Erythema nodosum is characterised by red nodules that are tender and warm. Nodules occur under the skin, classically in front of the shins. Nodules may occur anywhere there is fat under the skin, including the thighs, arms, trunk, face, and neck.
As the nodules age, they become bluish purple, brownish, yellowish, and finally green, similar to the color changes that occur in a resolving bruise. The nodules usually subside over a period of 2–6 weeks without ulceration or scarring.

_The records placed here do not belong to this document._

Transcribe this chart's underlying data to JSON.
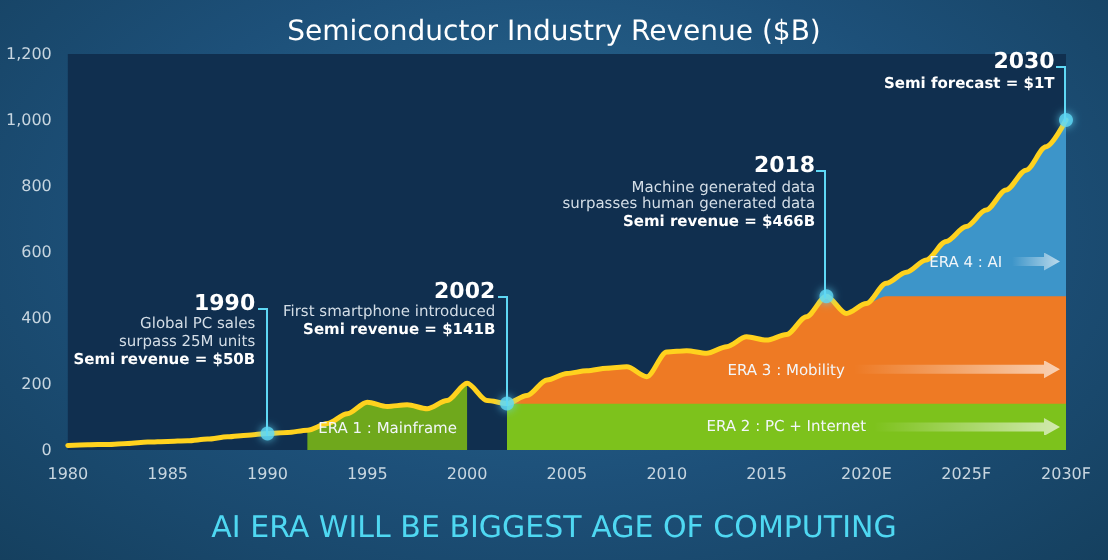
{
  "chart_data": {
    "type": "line",
    "title": "Semiconductor Industry Revenue ($B)",
    "xlim": [
      1980,
      2030
    ],
    "xticks": [
      1980,
      1985,
      1990,
      1995,
      2000,
      2005,
      2010,
      2015,
      {
        "value": 2020,
        "label": "2020E"
      },
      {
        "value": 2025,
        "label": "2025F"
      },
      {
        "value": 2030,
        "label": "2030F"
      }
    ],
    "ylim": [
      0,
      1200
    ],
    "yticks": [
      0,
      200,
      400,
      600,
      800,
      {
        "value": 1000,
        "label": "1,000"
      },
      {
        "value": 1200,
        "label": "1,200"
      }
    ],
    "series": [
      {
        "type": "area",
        "color": "#6fa81c",
        "x": [
          1992,
          1993,
          1994,
          1995,
          1996,
          1997,
          1998,
          1999,
          2000
        ],
        "values": [
          60,
          80,
          110,
          145,
          132,
          137,
          125,
          150,
          202
        ]
      },
      {
        "type": "area",
        "color": "#7dc21c",
        "x": [
          2002,
          2030
        ],
        "values": [
          140,
          140
        ]
      },
      {
        "type": "area",
        "color": "#ee7a24",
        "x": [
          2002,
          2003,
          2004,
          2005,
          2006,
          2007,
          2008,
          2009,
          2010,
          2011,
          2012,
          2013,
          2014,
          2015,
          2016,
          2017,
          2018,
          2019,
          2020,
          2021,
          2030
        ],
        "values": [
          141,
          165,
          212,
          232,
          240,
          248,
          252,
          222,
          297,
          301,
          293,
          313,
          343,
          333,
          350,
          404,
          466,
          414,
          444,
          466,
          466
        ]
      },
      {
        "type": "area",
        "color": "#3d95c9",
        "x": [
          2020,
          2021,
          2022,
          2023,
          2024,
          2025,
          2026,
          2027,
          2028,
          2029,
          2030
        ],
        "values": [
          444,
          505,
          539,
          576,
          632,
          677,
          727,
          788,
          848,
          919,
          1000
        ]
      },
      {
        "type": "line",
        "color": "#ffd21e",
        "x": [
          1980,
          1981,
          1982,
          1983,
          1984,
          1985,
          1986,
          1987,
          1988,
          1989,
          1990,
          1991,
          1992,
          1993,
          1994,
          1995,
          1996,
          1997,
          1998,
          1999,
          2000,
          2001,
          2002,
          2003,
          2004,
          2005,
          2006,
          2007,
          2008,
          2009,
          2010,
          2011,
          2012,
          2013,
          2014,
          2015,
          2016,
          2017,
          2018,
          2019,
          2020,
          2021,
          2022,
          2023,
          2024,
          2025,
          2026,
          2027,
          2028,
          2029,
          2030
        ],
        "values": [
          14,
          16,
          17,
          20,
          24,
          26,
          28,
          33,
          40,
          45,
          50,
          53,
          60,
          80,
          110,
          145,
          132,
          137,
          125,
          150,
          202,
          150,
          141,
          165,
          212,
          232,
          240,
          248,
          252,
          222,
          297,
          301,
          293,
          313,
          343,
          333,
          350,
          404,
          466,
          414,
          444,
          505,
          539,
          576,
          632,
          677,
          727,
          788,
          848,
          919,
          1000
        ]
      },
      {
        "type": "scatter",
        "color": "#5fd8f5",
        "x": [
          1990,
          2002,
          2018,
          2030
        ],
        "values": [
          50,
          141,
          466,
          1000
        ]
      }
    ],
    "annotations": [
      "ERA 1 : Mainframe",
      "ERA 2 : PC + Internet",
      "ERA 3 : Mobility",
      "ERA 4 : AI",
      {
        "text": "1990\nGlobal PC sales\nsurpass 25M units\nSemi revenue = $50B",
        "x": 1990,
        "y": 50
      },
      {
        "text": "2002\nFirst smartphone introduced\nSemi revenue = $141B",
        "x": 2002,
        "y": 141
      },
      {
        "text": "2018\nMachine generated data\nsurpasses human generated data\nSemi revenue = $466B",
        "x": 2018,
        "y": 466
      },
      {
        "text": "2030\nSemi forecast = $1T",
        "x": 2030,
        "y": 1000
      },
      "AI ERA WILL BE BIGGEST AGE OF COMPUTING"
    ]
  }
}
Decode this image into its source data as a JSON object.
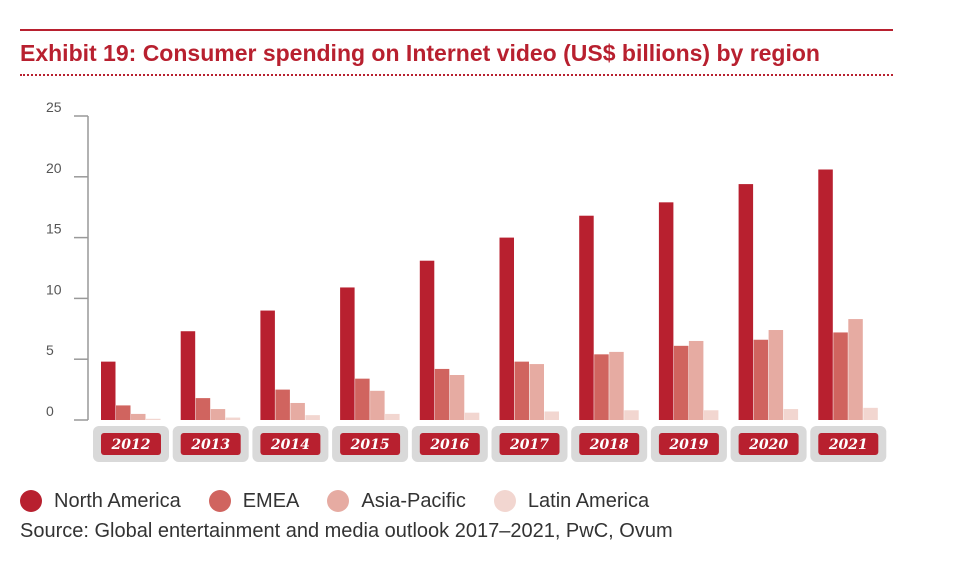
{
  "title": "Exhibit 19: Consumer spending on Internet video (US$ billions) by region",
  "source": "Source: Global entertainment and media outlook 2017–2021, PwC, Ovum",
  "colors": {
    "accent": "#b8202f",
    "north_america": "#b8202f",
    "emea": "#d0645f",
    "asia_pacific": "#e6aba2",
    "latin_america": "#f2d6d0",
    "label_tab_bg": "#b8202f",
    "label_tab_frame": "#d9d9d9"
  },
  "chart_data": {
    "type": "bar",
    "categories": [
      "2012",
      "2013",
      "2014",
      "2015",
      "2016",
      "2017",
      "2018",
      "2019",
      "2020",
      "2021"
    ],
    "series": [
      {
        "name": "North America",
        "color": "#b8202f",
        "values": [
          4.8,
          7.3,
          9.0,
          10.9,
          13.1,
          15.0,
          16.8,
          17.9,
          19.4,
          20.6
        ]
      },
      {
        "name": "EMEA",
        "color": "#d0645f",
        "values": [
          1.2,
          1.8,
          2.5,
          3.4,
          4.2,
          4.8,
          5.4,
          6.1,
          6.6,
          7.2
        ]
      },
      {
        "name": "Asia-Pacific",
        "color": "#e6aba2",
        "values": [
          0.5,
          0.9,
          1.4,
          2.4,
          3.7,
          4.6,
          5.6,
          6.5,
          7.4,
          8.3
        ]
      },
      {
        "name": "Latin America",
        "color": "#f2d6d0",
        "values": [
          0.1,
          0.2,
          0.4,
          0.5,
          0.6,
          0.7,
          0.8,
          0.8,
          0.9,
          1.0
        ]
      }
    ],
    "yticks": [
      "0",
      "5",
      "10",
      "15",
      "20",
      "25"
    ],
    "ylim": [
      0,
      25
    ],
    "legend_position": "bottom-left",
    "grid": false
  }
}
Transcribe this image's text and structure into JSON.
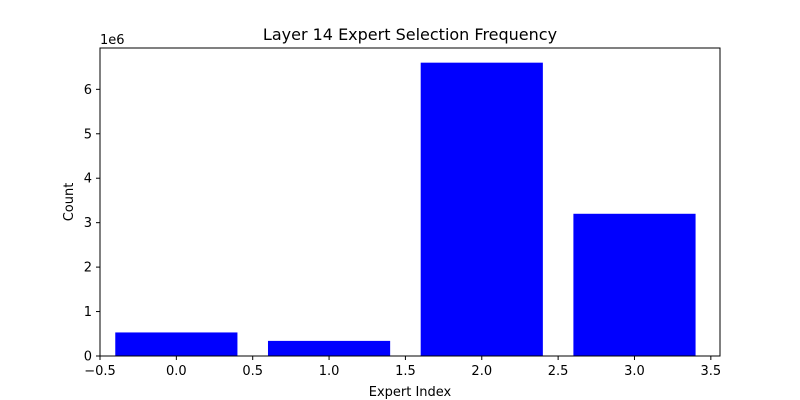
{
  "chart_data": {
    "type": "bar",
    "title": "Layer 14 Expert Selection Frequency",
    "xlabel": "Expert Index",
    "ylabel": "Count",
    "y_offset_label": "1e6",
    "x": [
      0,
      1,
      2,
      3
    ],
    "values": [
      530000,
      340000,
      6600000,
      3200000
    ],
    "bar_width": 0.8,
    "bar_color": "#0000ff",
    "xlim": [
      -0.5,
      3.56
    ],
    "ylim": [
      0,
      6930000
    ],
    "xticks": [
      -0.5,
      0.0,
      0.5,
      1.0,
      1.5,
      2.0,
      2.5,
      3.0,
      3.5
    ],
    "xtick_labels": [
      "−0.5",
      "0.0",
      "0.5",
      "1.0",
      "1.5",
      "2.0",
      "2.5",
      "3.0",
      "3.5"
    ],
    "yticks": [
      0,
      1000000,
      2000000,
      3000000,
      4000000,
      5000000,
      6000000
    ],
    "ytick_labels": [
      "0",
      "1",
      "2",
      "3",
      "4",
      "5",
      "6"
    ],
    "grid": false,
    "legend": "none"
  }
}
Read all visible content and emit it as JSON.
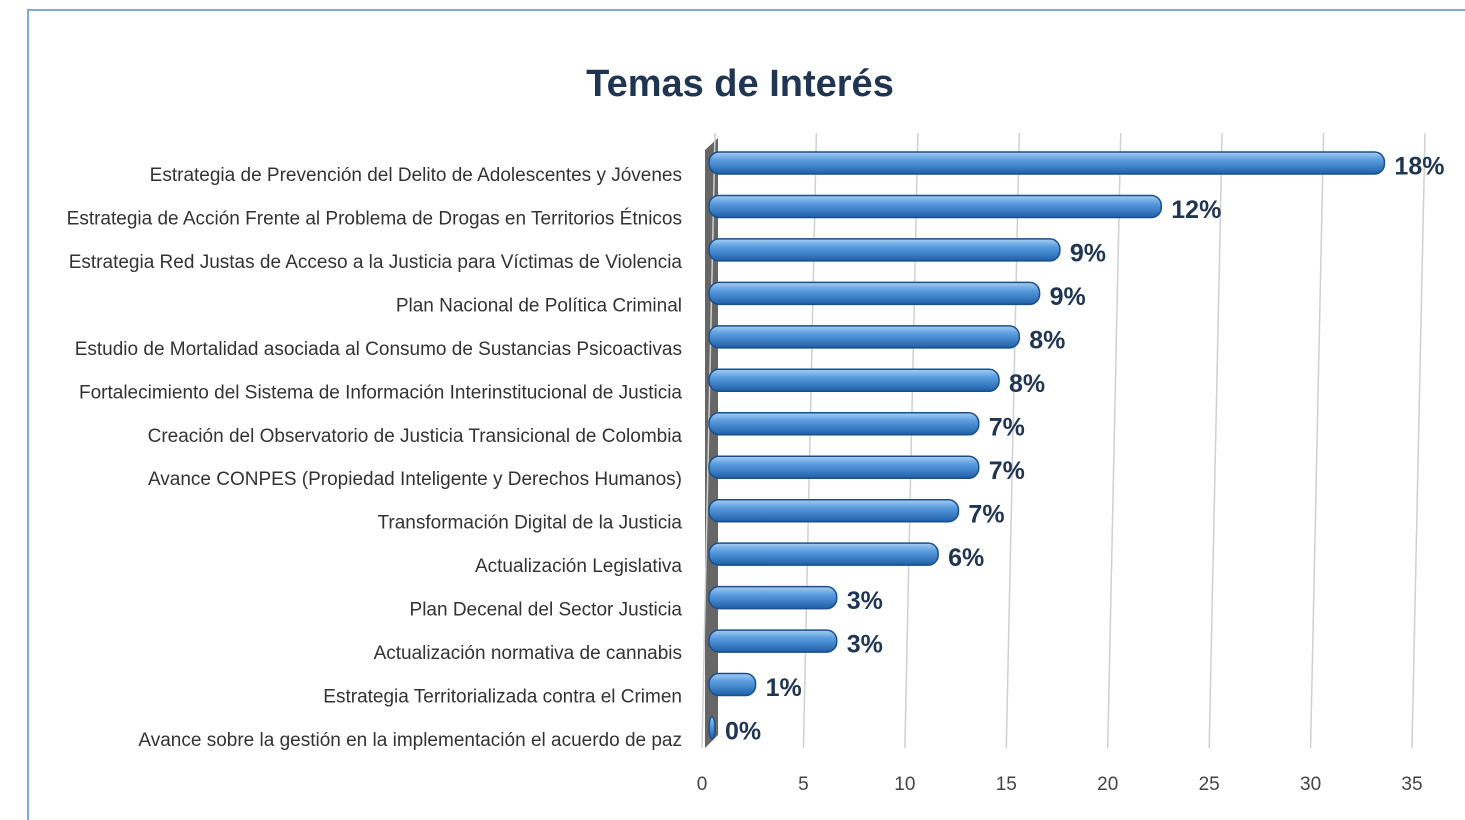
{
  "chart_data": {
    "type": "bar",
    "orientation": "horizontal",
    "title": "Temas de Interés",
    "categories": [
      "Estrategia de Prevención del Delito de Adolescentes y Jóvenes",
      "Estrategia de Acción Frente al Problema de Drogas en Territorios Étnicos",
      "Estrategia Red Justas de Acceso a la Justicia para Víctimas de Violencia",
      "Plan Nacional de Política Criminal",
      "Estudio de Mortalidad asociada al Consumo de Sustancias Psicoactivas",
      "Fortalecimiento del Sistema de Información Interinstitucional de Justicia",
      "Creación del Observatorio de Justicia Transicional de Colombia",
      "Avance CONPES (Propiedad Inteligente y Derechos Humanos)",
      "Transformación Digital de la Justicia",
      "Actualización Legislativa",
      "Plan Decenal del Sector Justicia",
      "Actualización normativa de cannabis",
      "Estrategia Territorializada contra el Crimen",
      "Avance sobre la gestión en la implementación el acuerdo de paz"
    ],
    "values": [
      33,
      22,
      17,
      16,
      15,
      14,
      13,
      13,
      12,
      11,
      6,
      6,
      2,
      0
    ],
    "value_labels": [
      "18%",
      "12%",
      "9%",
      "9%",
      "8%",
      "8%",
      "7%",
      "7%",
      "7%",
      "6%",
      "3%",
      "3%",
      "1%",
      "0%"
    ],
    "color": "#4a8fd8",
    "xlim": [
      0,
      35
    ],
    "xticks": [
      0,
      5,
      10,
      15,
      20,
      25,
      30,
      35
    ],
    "grid": true
  }
}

Erythema nodosum is self-limiting. A recurring form does exist, and in children it is attributed to repeated infections with streptococcus. Treatment should focus on the underlying cause. Symptoms can be treated with bedrest, leg elevation, compressive bandages, wet dressings, and nonsteroidal anti-inflammatory agents (NSAIDs). NSAIDs are usually more effective at the onset of EN versus with chronic disease.
Potassium iodide can be used for persistent lesions whose cause remains unknown. Corticosteroids and colchicine can be used in severe refractory cases. Thalidomide has been used successfully in the treatment of Erythema nodosum leprosum, and it was approved by the U.S. FDA for this use in July 1998.